Proteomics Practical Corra Day (1)
Agenda for the first Practical Corra Day of the proteomics task force
SURF Foundation, Utrecht
Address and route: http://www.surffoundation.nl/en/Pages/Contact.aspx
Date and Time
July 2nd, 2010. 10:00-15:30. Lunch included
- Rob Hooft (NBIC - Bioassist), confirmed
- Pieter Neerincx (UU), confirmed
- Peter Horvatovich (RUG, proteomics expert), confirmed
- Twan America (WUR), confirmed
- Perry Moerland (AMC), confirmed
- Morris Swertz (RUG, programming and database expert), confirmed
- Thang Pham (VUmc), confirmed
- Berend Hoekman (RUG, proteomics and programming expert), confirmed by self-addition
- Carsten Byrman (AMC), confirmed
- Isthiaq Ahmad (RUG, programming expert), confirmed
- George Byelas
|10:00||Welcome and Purpose|
|10:05||Agenda and Ground Rules|
Practical introduction, produce groups (each group with >=1 programmer and >=1 field expert)
Study Corra code in groups, identify areas we would want to enhance
Discussion of findings in the groups
Make list of questions for Mi-Youn Brusniak
- User login
- Installation procedure and dependencies
- File upload, DAF relation?
- Possibility to integrate with MOLGENIS tools?
- discussion on APML format
- how APML format is suitable for integration other tools
- how main structure of APML is suitable for the generic proteomics pipeline
- how it is possible to manage large number of attributes (e.g. by classifying them as obligatory, often used or application specific)
- how to include data in APML (e.g. direct incorporation of data, via linking external files or mixed structure)
- how APML and Corra is related to openBIS developped in Zürich at ETH and to Trans Proteomics Pipeline at the Seattle Proteome Center?
(This was also sent to Mi-Youn Brusniak)
We have held our Corra and APML evaluation day last week Friday. We came up with the conclusion that the Corra framework and APML are both partially corresponding to our needs. For Corra we see hurdles that make it unwise for us to use the framework as it is now. On the other hand we will start using APML for our data interchange, in combination with the developing proteomics standards formats.
Our opinion is that the framework is biased to the data processing pipeline implemented (Specarray and SuperHirn), and that this can lead to difficult integration of new tools. Also, we had quite some difficulties with the installation of Corra as apparently dependencies are not all described in the installation manual. We therefore did not manage to run the R statistics part. Another inconvenience that we found is that it appears to be impossible to specify the parameters for the full work flow at once, so that user intervention is required after every step. Rather than diving into the Corra framework very deeply to solve these issues now, we have decided to start implementing our tools in Galaxy first. We can benefit from experience with Galaxy with some people in our group, and also in our sister group implementing genomics pipelines.

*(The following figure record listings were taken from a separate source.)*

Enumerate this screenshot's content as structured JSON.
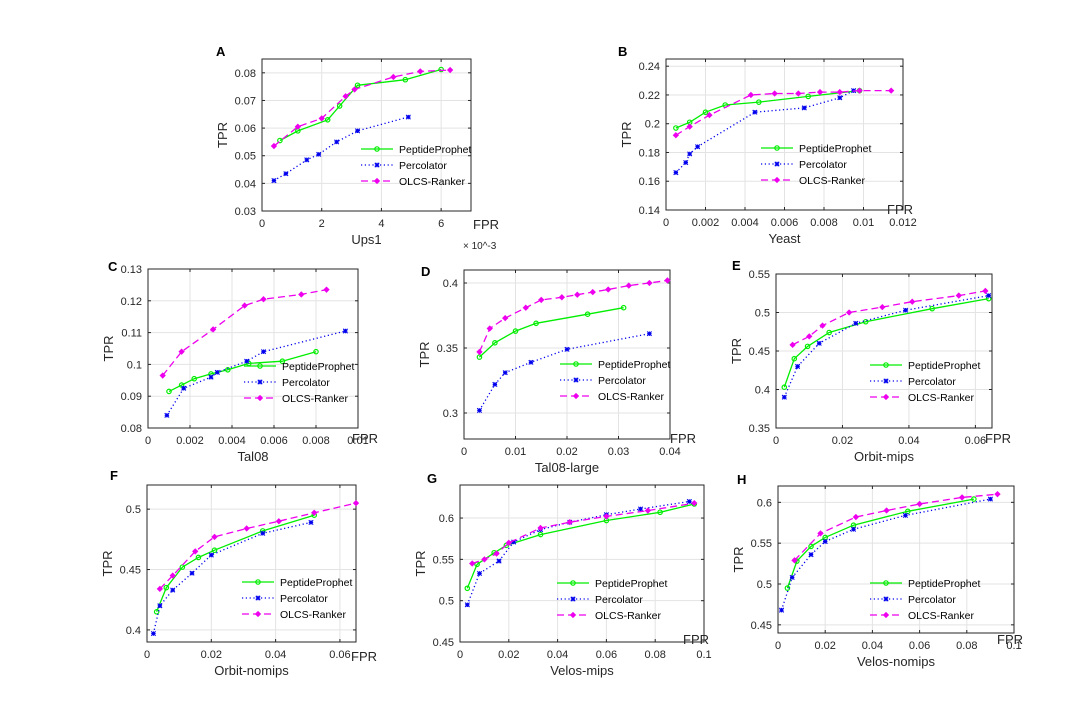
{
  "chart_data": [
    {
      "type": "line",
      "panel": "A",
      "xlabel": "Ups1",
      "ylabel": "TPR",
      "x_axis_text": "FPR",
      "xlim": [
        0,
        0.007
      ],
      "ylim": [
        0.03,
        0.085
      ],
      "xticks": [
        0,
        0.002,
        0.004,
        0.006
      ],
      "xtick_labels": [
        "0",
        "2",
        "4",
        "6"
      ],
      "x_exponent": "× 10^-3",
      "yticks": [
        0.03,
        0.04,
        0.05,
        0.06,
        0.07,
        0.08
      ],
      "ytick_labels": [
        "0.03",
        "0.04",
        "0.05",
        "0.06",
        "0.07",
        "0.08"
      ],
      "series": [
        {
          "name": "PeptideProphet",
          "x": [
            0.0006,
            0.0012,
            0.0022,
            0.0026,
            0.0032,
            0.0048,
            0.006
          ],
          "y": [
            0.0555,
            0.059,
            0.063,
            0.068,
            0.0755,
            0.0775,
            0.0812
          ]
        },
        {
          "name": "Percolator",
          "x": [
            0.0004,
            0.0008,
            0.0015,
            0.0019,
            0.0025,
            0.0032,
            0.0049
          ],
          "y": [
            0.041,
            0.0435,
            0.0485,
            0.0505,
            0.055,
            0.059,
            0.064
          ]
        },
        {
          "name": "OLCS-Ranker",
          "x": [
            0.0004,
            0.0012,
            0.002,
            0.0028,
            0.0031,
            0.0044,
            0.0053,
            0.0063
          ],
          "y": [
            0.0535,
            0.0605,
            0.0635,
            0.0715,
            0.074,
            0.0785,
            0.0805,
            0.081
          ]
        }
      ]
    },
    {
      "type": "line",
      "panel": "B",
      "xlabel": "Yeast",
      "ylabel": "TPR",
      "x_axis_text": "FPR",
      "xlim": [
        0,
        0.012
      ],
      "ylim": [
        0.14,
        0.245
      ],
      "xticks": [
        0,
        0.002,
        0.004,
        0.006,
        0.008,
        0.01,
        0.012
      ],
      "xtick_labels": [
        "0",
        "0.002",
        "0.004",
        "0.006",
        "0.008",
        "0.01",
        "0.012"
      ],
      "yticks": [
        0.14,
        0.16,
        0.18,
        0.2,
        0.22,
        0.24
      ],
      "ytick_labels": [
        "0.14",
        "0.16",
        "0.18",
        "0.2",
        "0.22",
        "0.24"
      ],
      "series": [
        {
          "name": "PeptideProphet",
          "x": [
            0.0005,
            0.0012,
            0.002,
            0.003,
            0.0047,
            0.0072,
            0.0098
          ],
          "y": [
            0.197,
            0.201,
            0.208,
            0.213,
            0.215,
            0.219,
            0.223
          ]
        },
        {
          "name": "Percolator",
          "x": [
            0.0005,
            0.001,
            0.0012,
            0.0016,
            0.0045,
            0.007,
            0.0088,
            0.0095
          ],
          "y": [
            0.166,
            0.173,
            0.179,
            0.184,
            0.208,
            0.211,
            0.218,
            0.223
          ]
        },
        {
          "name": "OLCS-Ranker",
          "x": [
            0.0005,
            0.0012,
            0.0022,
            0.0043,
            0.0055,
            0.0067,
            0.0078,
            0.0088,
            0.0098,
            0.0114
          ],
          "y": [
            0.192,
            0.198,
            0.206,
            0.22,
            0.221,
            0.221,
            0.222,
            0.222,
            0.223,
            0.223
          ]
        }
      ]
    },
    {
      "type": "line",
      "panel": "C",
      "xlabel": "Tal08",
      "ylabel": "TPR",
      "x_axis_text": "FPR",
      "xlim": [
        0,
        0.01
      ],
      "ylim": [
        0.08,
        0.13
      ],
      "xticks": [
        0,
        0.002,
        0.004,
        0.006,
        0.008,
        0.01
      ],
      "xtick_labels": [
        "0",
        "0.002",
        "0.004",
        "0.006",
        "0.008",
        "0.01"
      ],
      "yticks": [
        0.08,
        0.09,
        0.1,
        0.11,
        0.12,
        0.13
      ],
      "ytick_labels": [
        "0.08",
        "0.09",
        "0.1",
        "0.11",
        "0.12",
        "0.13"
      ],
      "series": [
        {
          "name": "PeptideProphet",
          "x": [
            0.001,
            0.0016,
            0.0022,
            0.003,
            0.0038,
            0.0048,
            0.0064,
            0.008
          ],
          "y": [
            0.0915,
            0.0935,
            0.0955,
            0.097,
            0.0983,
            0.1003,
            0.101,
            0.104
          ]
        },
        {
          "name": "Percolator",
          "x": [
            0.0009,
            0.0017,
            0.003,
            0.0033,
            0.0047,
            0.0055,
            0.0094
          ],
          "y": [
            0.084,
            0.0925,
            0.096,
            0.0975,
            0.101,
            0.104,
            0.1105
          ]
        },
        {
          "name": "OLCS-Ranker",
          "x": [
            0.0007,
            0.0016,
            0.0031,
            0.0046,
            0.0055,
            0.0073,
            0.0085
          ],
          "y": [
            0.0965,
            0.104,
            0.111,
            0.1185,
            0.1205,
            0.122,
            0.1235
          ]
        }
      ]
    },
    {
      "type": "line",
      "panel": "D",
      "xlabel": "Tal08-large",
      "ylabel": "TPR",
      "x_axis_text": "FPR",
      "xlim": [
        0,
        0.04
      ],
      "ylim": [
        0.28,
        0.41
      ],
      "xticks": [
        0,
        0.01,
        0.02,
        0.03,
        0.04
      ],
      "xtick_labels": [
        "0",
        "0.01",
        "0.02",
        "0.03",
        "0.04"
      ],
      "yticks": [
        0.3,
        0.35,
        0.4
      ],
      "ytick_labels": [
        "0.3",
        "0.35",
        "0.4"
      ],
      "series": [
        {
          "name": "PeptideProphet",
          "x": [
            0.003,
            0.006,
            0.01,
            0.014,
            0.024,
            0.031
          ],
          "y": [
            0.343,
            0.354,
            0.363,
            0.369,
            0.376,
            0.381
          ]
        },
        {
          "name": "Percolator",
          "x": [
            0.003,
            0.006,
            0.008,
            0.013,
            0.02,
            0.036
          ],
          "y": [
            0.302,
            0.322,
            0.331,
            0.339,
            0.349,
            0.361
          ]
        },
        {
          "name": "OLCS-Ranker",
          "x": [
            0.003,
            0.005,
            0.008,
            0.012,
            0.015,
            0.019,
            0.022,
            0.025,
            0.028,
            0.032,
            0.036,
            0.0395
          ],
          "y": [
            0.347,
            0.365,
            0.373,
            0.381,
            0.387,
            0.389,
            0.391,
            0.393,
            0.395,
            0.398,
            0.4,
            0.402
          ]
        }
      ]
    },
    {
      "type": "line",
      "panel": "E",
      "xlabel": "Orbit-mips",
      "ylabel": "TPR",
      "x_axis_text": "FPR",
      "xlim": [
        0,
        0.065
      ],
      "ylim": [
        0.35,
        0.55
      ],
      "xticks": [
        0,
        0.02,
        0.04,
        0.06
      ],
      "xtick_labels": [
        "0",
        "0.02",
        "0.04",
        "0.06"
      ],
      "yticks": [
        0.35,
        0.4,
        0.45,
        0.5,
        0.55
      ],
      "ytick_labels": [
        "0.35",
        "0.4",
        "0.45",
        "0.5",
        "0.55"
      ],
      "series": [
        {
          "name": "PeptideProphet",
          "x": [
            0.0025,
            0.0055,
            0.0095,
            0.016,
            0.027,
            0.047,
            0.064
          ],
          "y": [
            0.403,
            0.44,
            0.456,
            0.474,
            0.488,
            0.505,
            0.518
          ]
        },
        {
          "name": "Percolator",
          "x": [
            0.0025,
            0.0065,
            0.013,
            0.024,
            0.039,
            0.064
          ],
          "y": [
            0.39,
            0.43,
            0.46,
            0.486,
            0.503,
            0.522
          ]
        },
        {
          "name": "OLCS-Ranker",
          "x": [
            0.005,
            0.01,
            0.014,
            0.022,
            0.032,
            0.041,
            0.055,
            0.063
          ],
          "y": [
            0.458,
            0.469,
            0.483,
            0.5,
            0.507,
            0.514,
            0.522,
            0.528
          ]
        }
      ]
    },
    {
      "type": "line",
      "panel": "F",
      "xlabel": "Orbit-nomips",
      "ylabel": "TPR",
      "x_axis_text": "FPR",
      "xlim": [
        0,
        0.065
      ],
      "ylim": [
        0.39,
        0.52
      ],
      "xticks": [
        0,
        0.02,
        0.04,
        0.06
      ],
      "xtick_labels": [
        "0",
        "0.02",
        "0.04",
        "0.06"
      ],
      "yticks": [
        0.4,
        0.45,
        0.5
      ],
      "ytick_labels": [
        "0.4",
        "0.45",
        "0.5"
      ],
      "series": [
        {
          "name": "PeptideProphet",
          "x": [
            0.003,
            0.006,
            0.011,
            0.016,
            0.021,
            0.036,
            0.052
          ],
          "y": [
            0.415,
            0.435,
            0.452,
            0.46,
            0.466,
            0.482,
            0.495
          ]
        },
        {
          "name": "Percolator",
          "x": [
            0.002,
            0.004,
            0.008,
            0.014,
            0.02,
            0.036,
            0.051
          ],
          "y": [
            0.397,
            0.42,
            0.433,
            0.447,
            0.462,
            0.48,
            0.489
          ]
        },
        {
          "name": "OLCS-Ranker",
          "x": [
            0.004,
            0.008,
            0.015,
            0.021,
            0.031,
            0.041,
            0.052,
            0.065
          ],
          "y": [
            0.434,
            0.445,
            0.465,
            0.477,
            0.484,
            0.49,
            0.497,
            0.505
          ]
        }
      ]
    },
    {
      "type": "line",
      "panel": "G",
      "xlabel": "Velos-mips",
      "ylabel": "TPR",
      "x_axis_text": "FPR",
      "xlim": [
        0,
        0.1
      ],
      "ylim": [
        0.45,
        0.64
      ],
      "xticks": [
        0,
        0.02,
        0.04,
        0.06,
        0.08,
        0.1
      ],
      "xtick_labels": [
        "0",
        "0.02",
        "0.04",
        "0.06",
        "0.08",
        "0.1"
      ],
      "yticks": [
        0.45,
        0.5,
        0.55,
        0.6
      ],
      "ytick_labels": [
        "0.45",
        "0.5",
        "0.55",
        "0.6"
      ],
      "series": [
        {
          "name": "PeptideProphet",
          "x": [
            0.003,
            0.007,
            0.014,
            0.019,
            0.033,
            0.06,
            0.082,
            0.096
          ],
          "y": [
            0.515,
            0.544,
            0.558,
            0.567,
            0.58,
            0.597,
            0.607,
            0.617
          ]
        },
        {
          "name": "Percolator",
          "x": [
            0.003,
            0.008,
            0.016,
            0.022,
            0.033,
            0.045,
            0.06,
            0.074,
            0.094
          ],
          "y": [
            0.495,
            0.533,
            0.548,
            0.571,
            0.586,
            0.595,
            0.604,
            0.611,
            0.62
          ]
        },
        {
          "name": "OLCS-Ranker",
          "x": [
            0.005,
            0.01,
            0.015,
            0.02,
            0.033,
            0.045,
            0.06,
            0.077,
            0.096
          ],
          "y": [
            0.545,
            0.55,
            0.557,
            0.57,
            0.588,
            0.595,
            0.602,
            0.609,
            0.618
          ]
        }
      ]
    },
    {
      "type": "line",
      "panel": "H",
      "xlabel": "Velos-nomips",
      "ylabel": "TPR",
      "x_axis_text": "FPR",
      "xlim": [
        0,
        0.1
      ],
      "ylim": [
        0.44,
        0.62
      ],
      "xticks": [
        0,
        0.02,
        0.04,
        0.06,
        0.08,
        0.1
      ],
      "xtick_labels": [
        "0",
        "0.02",
        "0.04",
        "0.06",
        "0.08",
        "0.1"
      ],
      "yticks": [
        0.45,
        0.5,
        0.55,
        0.6
      ],
      "ytick_labels": [
        "0.45",
        "0.5",
        "0.55",
        "0.6"
      ],
      "series": [
        {
          "name": "PeptideProphet",
          "x": [
            0.004,
            0.008,
            0.014,
            0.02,
            0.032,
            0.055,
            0.083
          ],
          "y": [
            0.495,
            0.528,
            0.546,
            0.557,
            0.572,
            0.589,
            0.604
          ]
        },
        {
          "name": "Percolator",
          "x": [
            0.0015,
            0.006,
            0.014,
            0.02,
            0.032,
            0.054,
            0.09
          ],
          "y": [
            0.468,
            0.508,
            0.536,
            0.552,
            0.567,
            0.584,
            0.604
          ]
        },
        {
          "name": "OLCS-Ranker",
          "x": [
            0.007,
            0.018,
            0.033,
            0.046,
            0.06,
            0.078,
            0.093
          ],
          "y": [
            0.529,
            0.562,
            0.582,
            0.59,
            0.598,
            0.606,
            0.61
          ]
        }
      ]
    }
  ],
  "colors": {
    "PeptideProphet": "#00ee00",
    "Percolator": "#0000ee",
    "OLCS-Ranker": "#ee00ee",
    "grid": "#e3e3e3",
    "axis": "#262626"
  }
}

In the discussion many good things about APML were raised. The other tools we would like to use may have other attributes, but it appears these could be either converted to APML equivalent (such as sigma of peak in LC dimension) or may be added. APML has the structure of generic proteomics pipeline containing quantification and compound annotation information. It lacks the support of the PSI, but is much further along in its definition. For that reason we have decided to use APML as starting point and modify it in the future by adding new attributes and/or (not yet decided) turning certain type to HUPO PSI standard such as identXML, quantXML (discussion is currently ongoing at EBI).